Archibald prize 2025: finger-painted portrait of musician William Barton wins people’s choice award

Loribelle Spirovski’s ‘Finger painting of William Barton’, which has been voted the winner of the people’s choice award at the Archibald prize this year.
Loribelle Spirovski’s finger painting of William Barton, which has been voted the winner of the 2025 people’s choice award at the Archibald prize. Photograph: Jenni Carter

Artist Loribelle Spirovski has won the 2025 Archibald prize people’s choice category for her portrait of didgeridoo/yidaki player William Barton, painted entirely with her fingers.

Spirovski, a four-time finalist at the Archibald prize, Australia’s most prestigious portraiture award, won the $5,000 people’s choice category, picked from the Archibald prize finalists each year by the public. This year 40,842 votes were cast, the highest number of votes ever received.

Spirovski said it was “overwhelming and deeply humbling” to win the category.

“I am infinitely grateful to William for allowing me to paint him and so humbled by everyone’s responses to the work,” she said in a statement. “It has been a difficult few years and this whole experience is the most beautiful reprieve and reward.

Barton is a Kalkadunga man and acclaimed composer who is regarded as a virtuoso in the yidaki, playing the Indigenous instrument with classical orchestras around the world. In the past he has said it is his wish “to take the oldest culture in the world and blend it with Europe’s rich musical legacy”.

Spirovski and Barton met last year at a concert at which Spirovski’s husband, the concert pianist Simon Tedeschi, and Barton both performed.
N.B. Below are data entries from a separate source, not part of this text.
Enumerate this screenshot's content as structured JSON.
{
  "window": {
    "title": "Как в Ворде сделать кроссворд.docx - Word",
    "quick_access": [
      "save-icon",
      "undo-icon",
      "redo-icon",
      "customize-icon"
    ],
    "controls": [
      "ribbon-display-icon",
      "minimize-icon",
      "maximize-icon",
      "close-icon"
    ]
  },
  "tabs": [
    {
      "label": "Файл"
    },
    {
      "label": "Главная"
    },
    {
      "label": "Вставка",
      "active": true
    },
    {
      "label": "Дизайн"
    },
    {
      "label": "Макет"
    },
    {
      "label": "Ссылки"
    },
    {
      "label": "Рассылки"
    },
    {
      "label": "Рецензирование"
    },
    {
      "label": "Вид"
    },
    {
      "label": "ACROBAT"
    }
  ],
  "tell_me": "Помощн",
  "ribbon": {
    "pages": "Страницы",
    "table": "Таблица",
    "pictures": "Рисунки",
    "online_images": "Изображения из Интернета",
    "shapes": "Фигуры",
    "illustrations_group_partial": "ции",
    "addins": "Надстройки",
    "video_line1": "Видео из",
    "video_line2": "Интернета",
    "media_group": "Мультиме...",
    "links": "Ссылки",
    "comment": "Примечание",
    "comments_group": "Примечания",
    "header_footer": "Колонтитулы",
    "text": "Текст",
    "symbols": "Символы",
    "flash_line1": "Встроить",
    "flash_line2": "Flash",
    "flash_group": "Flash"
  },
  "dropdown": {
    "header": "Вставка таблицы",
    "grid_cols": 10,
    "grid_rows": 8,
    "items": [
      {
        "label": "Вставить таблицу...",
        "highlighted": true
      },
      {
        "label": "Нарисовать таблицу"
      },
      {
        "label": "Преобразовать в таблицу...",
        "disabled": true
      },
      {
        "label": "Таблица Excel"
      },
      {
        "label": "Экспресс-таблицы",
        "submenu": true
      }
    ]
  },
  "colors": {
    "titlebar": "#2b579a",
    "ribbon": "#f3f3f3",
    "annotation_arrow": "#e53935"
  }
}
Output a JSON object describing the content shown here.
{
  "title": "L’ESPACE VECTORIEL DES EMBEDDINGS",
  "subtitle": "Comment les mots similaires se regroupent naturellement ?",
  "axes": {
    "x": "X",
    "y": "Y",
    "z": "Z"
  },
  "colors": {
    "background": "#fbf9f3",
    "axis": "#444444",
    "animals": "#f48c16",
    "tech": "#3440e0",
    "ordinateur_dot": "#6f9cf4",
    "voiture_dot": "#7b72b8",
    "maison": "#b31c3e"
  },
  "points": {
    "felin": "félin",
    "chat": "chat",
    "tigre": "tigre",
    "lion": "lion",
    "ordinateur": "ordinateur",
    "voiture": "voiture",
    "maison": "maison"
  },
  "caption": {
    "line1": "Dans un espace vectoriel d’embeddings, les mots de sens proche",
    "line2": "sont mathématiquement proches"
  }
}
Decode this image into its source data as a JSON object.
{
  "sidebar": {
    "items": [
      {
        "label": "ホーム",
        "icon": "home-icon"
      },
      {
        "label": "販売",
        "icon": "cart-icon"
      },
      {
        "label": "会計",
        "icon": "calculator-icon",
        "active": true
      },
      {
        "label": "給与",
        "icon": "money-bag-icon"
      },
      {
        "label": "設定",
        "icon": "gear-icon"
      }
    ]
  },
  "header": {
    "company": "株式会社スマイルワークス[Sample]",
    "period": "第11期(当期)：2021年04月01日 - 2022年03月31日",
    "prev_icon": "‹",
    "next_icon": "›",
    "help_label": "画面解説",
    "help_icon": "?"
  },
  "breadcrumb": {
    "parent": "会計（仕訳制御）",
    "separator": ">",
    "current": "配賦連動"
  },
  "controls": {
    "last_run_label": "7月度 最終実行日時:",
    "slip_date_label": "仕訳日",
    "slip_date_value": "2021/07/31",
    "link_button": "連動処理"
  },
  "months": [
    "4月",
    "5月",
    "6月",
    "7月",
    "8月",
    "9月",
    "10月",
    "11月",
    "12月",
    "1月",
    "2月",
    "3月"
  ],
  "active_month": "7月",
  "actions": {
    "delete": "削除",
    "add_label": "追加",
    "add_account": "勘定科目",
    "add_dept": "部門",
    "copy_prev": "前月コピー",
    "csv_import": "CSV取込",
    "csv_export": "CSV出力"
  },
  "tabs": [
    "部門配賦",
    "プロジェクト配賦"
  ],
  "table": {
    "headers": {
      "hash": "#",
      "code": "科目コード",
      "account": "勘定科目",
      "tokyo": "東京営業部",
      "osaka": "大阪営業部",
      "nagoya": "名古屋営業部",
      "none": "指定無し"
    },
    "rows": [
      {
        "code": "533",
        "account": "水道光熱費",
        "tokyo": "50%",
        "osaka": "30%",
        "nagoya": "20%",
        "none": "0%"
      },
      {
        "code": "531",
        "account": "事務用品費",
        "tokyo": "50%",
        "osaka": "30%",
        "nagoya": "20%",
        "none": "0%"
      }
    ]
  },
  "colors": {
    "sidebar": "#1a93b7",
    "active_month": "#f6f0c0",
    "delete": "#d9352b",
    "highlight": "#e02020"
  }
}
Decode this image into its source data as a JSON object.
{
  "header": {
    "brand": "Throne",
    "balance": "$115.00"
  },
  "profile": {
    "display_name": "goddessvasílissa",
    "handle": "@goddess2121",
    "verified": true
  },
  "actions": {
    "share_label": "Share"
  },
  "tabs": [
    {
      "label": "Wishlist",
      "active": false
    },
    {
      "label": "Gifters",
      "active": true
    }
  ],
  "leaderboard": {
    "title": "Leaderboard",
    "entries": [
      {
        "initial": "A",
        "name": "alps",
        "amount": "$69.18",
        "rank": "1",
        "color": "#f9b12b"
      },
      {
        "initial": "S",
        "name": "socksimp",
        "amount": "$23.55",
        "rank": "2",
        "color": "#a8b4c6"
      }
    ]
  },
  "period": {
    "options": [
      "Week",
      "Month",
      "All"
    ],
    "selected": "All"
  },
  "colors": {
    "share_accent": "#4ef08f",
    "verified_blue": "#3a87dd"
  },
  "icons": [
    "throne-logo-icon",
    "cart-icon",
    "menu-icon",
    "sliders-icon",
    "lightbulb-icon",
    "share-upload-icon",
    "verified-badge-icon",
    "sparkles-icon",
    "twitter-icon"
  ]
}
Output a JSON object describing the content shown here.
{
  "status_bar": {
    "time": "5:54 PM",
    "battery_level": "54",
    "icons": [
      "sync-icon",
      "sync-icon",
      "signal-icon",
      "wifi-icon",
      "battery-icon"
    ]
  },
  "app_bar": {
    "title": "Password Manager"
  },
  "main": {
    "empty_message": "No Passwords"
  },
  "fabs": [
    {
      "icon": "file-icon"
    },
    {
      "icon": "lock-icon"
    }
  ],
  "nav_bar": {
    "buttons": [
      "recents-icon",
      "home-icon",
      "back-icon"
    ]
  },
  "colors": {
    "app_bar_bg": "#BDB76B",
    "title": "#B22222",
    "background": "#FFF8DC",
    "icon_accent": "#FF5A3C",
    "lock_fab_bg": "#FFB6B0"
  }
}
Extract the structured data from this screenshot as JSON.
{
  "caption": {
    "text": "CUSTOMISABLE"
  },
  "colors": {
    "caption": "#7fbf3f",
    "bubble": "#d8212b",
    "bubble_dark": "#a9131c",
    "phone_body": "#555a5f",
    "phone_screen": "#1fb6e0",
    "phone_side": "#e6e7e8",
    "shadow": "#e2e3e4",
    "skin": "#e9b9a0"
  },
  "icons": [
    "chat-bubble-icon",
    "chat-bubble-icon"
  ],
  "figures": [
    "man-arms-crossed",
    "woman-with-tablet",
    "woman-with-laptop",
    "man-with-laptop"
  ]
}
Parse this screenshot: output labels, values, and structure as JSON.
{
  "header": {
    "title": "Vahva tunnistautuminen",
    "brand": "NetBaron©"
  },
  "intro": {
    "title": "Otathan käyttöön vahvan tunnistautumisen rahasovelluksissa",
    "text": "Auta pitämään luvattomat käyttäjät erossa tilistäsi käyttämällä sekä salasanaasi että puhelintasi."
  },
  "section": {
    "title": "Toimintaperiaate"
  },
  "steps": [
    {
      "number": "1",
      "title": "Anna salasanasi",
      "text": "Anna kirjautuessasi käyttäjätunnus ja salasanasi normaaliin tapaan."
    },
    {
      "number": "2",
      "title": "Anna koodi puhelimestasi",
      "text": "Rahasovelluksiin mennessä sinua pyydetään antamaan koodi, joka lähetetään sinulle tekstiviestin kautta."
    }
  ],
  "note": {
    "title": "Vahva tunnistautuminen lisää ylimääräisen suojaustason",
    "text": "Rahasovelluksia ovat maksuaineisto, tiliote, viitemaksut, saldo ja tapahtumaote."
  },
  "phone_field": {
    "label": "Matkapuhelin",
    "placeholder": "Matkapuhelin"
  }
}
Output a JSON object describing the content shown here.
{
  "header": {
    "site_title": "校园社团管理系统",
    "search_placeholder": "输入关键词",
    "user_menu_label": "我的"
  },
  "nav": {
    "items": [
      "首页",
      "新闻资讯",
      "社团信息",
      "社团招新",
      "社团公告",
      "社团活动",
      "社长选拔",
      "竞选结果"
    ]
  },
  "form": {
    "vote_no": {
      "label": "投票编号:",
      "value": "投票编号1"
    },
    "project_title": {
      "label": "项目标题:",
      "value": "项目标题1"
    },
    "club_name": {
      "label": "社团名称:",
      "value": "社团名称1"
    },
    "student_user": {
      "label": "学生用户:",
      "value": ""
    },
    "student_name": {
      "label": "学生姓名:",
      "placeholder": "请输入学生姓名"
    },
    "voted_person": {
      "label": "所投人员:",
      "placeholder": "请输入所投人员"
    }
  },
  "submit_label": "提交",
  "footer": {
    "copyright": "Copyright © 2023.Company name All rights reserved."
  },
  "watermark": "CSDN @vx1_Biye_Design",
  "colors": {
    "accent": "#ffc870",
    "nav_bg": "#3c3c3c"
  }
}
When Barton came to sit for her, Spirovski was recovering from thoracic outlet syndrome and carpal tunnel, which made it painful to hold a brush – but on the day, she was suddenly inspired to paint with her fingers instead.

“I had never painted with my hands before, beyond a little bit of blending,” she told Guardian Australia. “It was a completely spontaneous decision – it didnt even feel like a decision, it was automatic. There was zero doubt. It was pure instinct, which is a beautiful feeling.”

The painting was finished in four days; finger-painting was “very efficient” compared to working with brushes, Spirovski said: “It is like having seven brushes in one!”

Barton told Guardian Australia on Thursday that he had just returned from touring Europe when he found out. “It has been a whirlwind. I’m really chuffed that Loribelle’s magic is being recognised,” he said. “I was very honoured to be painted by her.”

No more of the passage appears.